La cave du Dr Orlof

Notes en vrac

jeudi, mars 30, 2006

A l'aise, Thomas...

Des deux concerts que j’avais vu jusqu’à présent de Thomas Fersen, je gardais des sentiments ambivalents. Premier souvenir : le concert à la Cigale qui donna lieu à l’édition d’un CD et d’un DVD (la cigale des grands jours). C’est l’un des plus beaux souvenirs de concert qu’il me reste : une ambiance formidable, un public reprenant en chœur les paroles des chansons, un chanteur heureux d’être là, accompagné par ses épatants musiciens et pour ne rien gâcher, la première partie était assurée par l’excellente Jeanne Cherhal.
Deuxième souvenir : le même spectacle mais donné dans ma petite ville provinciale et bourgeoise. Une salle cossue avec uniquement des places assises, un public d’abonnés de saisons culturelles donnèrent lieu à un concert décevant, non pas du côté du chanteur (qui se révéla toujours généreux même s’il sucra quelques morceaux joués lors de sa prestation parisienne) mais de ce public terne qui plomba l’ambiance.

Cette fois, la ville n’a pas changé mais la salle si. Un Zénith neuf, beaucoup de monde assis mais également un parterre assez jeune venu acclamer celui que je considère comme le meilleur chanteur français du moment. Tout est réjouissant chez Fersen : son écriture à nulle autre pareille, la singularité de son univers poétique et la richesse de ses images, ses arrangements musicaux à la fois sophistiqués (on se souvient de sa mémorable collaboration avec Joseph Racaille) et bricolés (entre la formation rock classique guitare, basse, batterie et morceaux faisant intervenir tout type d’instruments, du ukulélé à l’accordéon en passant par le violon et l’harmonica). Bref, même si je ne tiens pas son dernier album, le pavillon des fous, comme ce qu’il a fait de mieux (disons que c’est un CD qui recèle à la fois une des plus belles chansons qu'il ait écrite –Pégase- et des morceaux un peu plus ronronnants –les dernières plages de l’album en particulier), j’avais hâte de revoir le bonhomme sur scène.

Après un premier morceau (Cosmos) joué derrière un rideau, le voilà qui se présente sur scène habillé d’un pantalon à carreaux noirs et blanc, d’une chemise zébrée dans les mêmes valeurs et coiffé d’un chapeau melon. Un look un peu semblable à celui d’Alex dans Orange mécanique ! Le public est conquis dès le premier morceau et la « sauce » prend assez rapidement. Même si la salle est largement moins pleine qu’à Cali ou Louise Attaque, l’ambiance est vite assez chaleureuse (avec le désormais traditionnel « ban bourguignon » que les musiciens du chanteur tentèrent d’accompagner à la basse et à la guitare tandis que lui tournait une petite caméra vers le public) et la réussite du concert totale.

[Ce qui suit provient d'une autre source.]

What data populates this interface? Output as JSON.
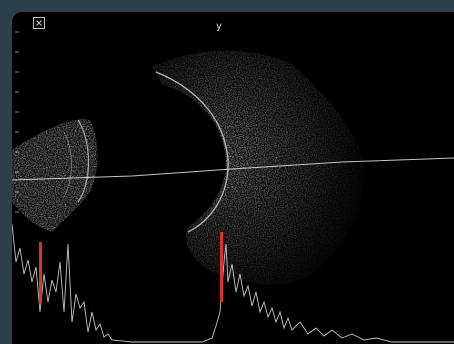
{
  "scan": {
    "axis_label": "y",
    "close_icon": "close-icon",
    "colors": {
      "frame": "#2e3f4c",
      "background": "#000000",
      "echo": "#d0d0d0",
      "spike_marker": "#e0302a",
      "beam_line": "#e8e8e8"
    }
  }
}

Pour qui a vu son avant-dernière tournée, le spectacle ne surprendra pas beaucoup puisque Fersen reprend en gros les chansons qu’il avait déjà joué (auquel il ajoute, bien entendu, les morceaux du dernier album). Pour un fan de ses tous premiers CD, c’est presque un peu frustrant puisque de ses trois premiers disques ne subsiste désormais plus que l’inusable Bucéphale. Ajoutez à cela trois « tubes » du merveilleux album 4 (Dugenou, Monsieur et l’increvable Chauve-souris) et il vous reste ensuite un concert essentiellement axé autour des deux dernières galettes du maître. Nul ne songerait à s’en plaindre mais nous n’aurions rien contre un concert durant deux fois plus longtemps où le chanteur reprendrait ses anciens titres.

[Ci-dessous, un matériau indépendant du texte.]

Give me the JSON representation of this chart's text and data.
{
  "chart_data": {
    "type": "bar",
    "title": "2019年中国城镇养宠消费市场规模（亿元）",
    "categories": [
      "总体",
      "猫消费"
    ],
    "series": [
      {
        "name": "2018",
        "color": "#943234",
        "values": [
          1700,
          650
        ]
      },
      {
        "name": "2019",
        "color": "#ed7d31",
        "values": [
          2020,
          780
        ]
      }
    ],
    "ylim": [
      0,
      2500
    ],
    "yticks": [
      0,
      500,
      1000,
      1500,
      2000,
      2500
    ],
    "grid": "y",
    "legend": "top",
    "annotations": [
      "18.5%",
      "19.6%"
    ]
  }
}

En parlant de durée, une petite frayeur nous saisit lorsqu’au bout d’une heure, Fersen quitta déjà la scène et laissa la pause réglementaire du rappel. Allait-il se contenter d’un service minimum d’une heure et demie ? (le pire que j’ai vu restant Miossec se barrant après à peine plus d’une heure de concert !) Fausse alerte, le rappel n’aura été qu’un entre-acte marquant la fin (ou presque) des morceaux du Pavillon des fous avant d’ embrayer sur une seconde moitié aussi longue (deux heures de spectacle au bout du compte) où nous eûmes droit aux titres de Pièce montée des grands jours (le chat botté, Saint-Jean du doigt ou encore la chanson éponyme du titre de l’album).
Au bout du compte, une bien belle soirée…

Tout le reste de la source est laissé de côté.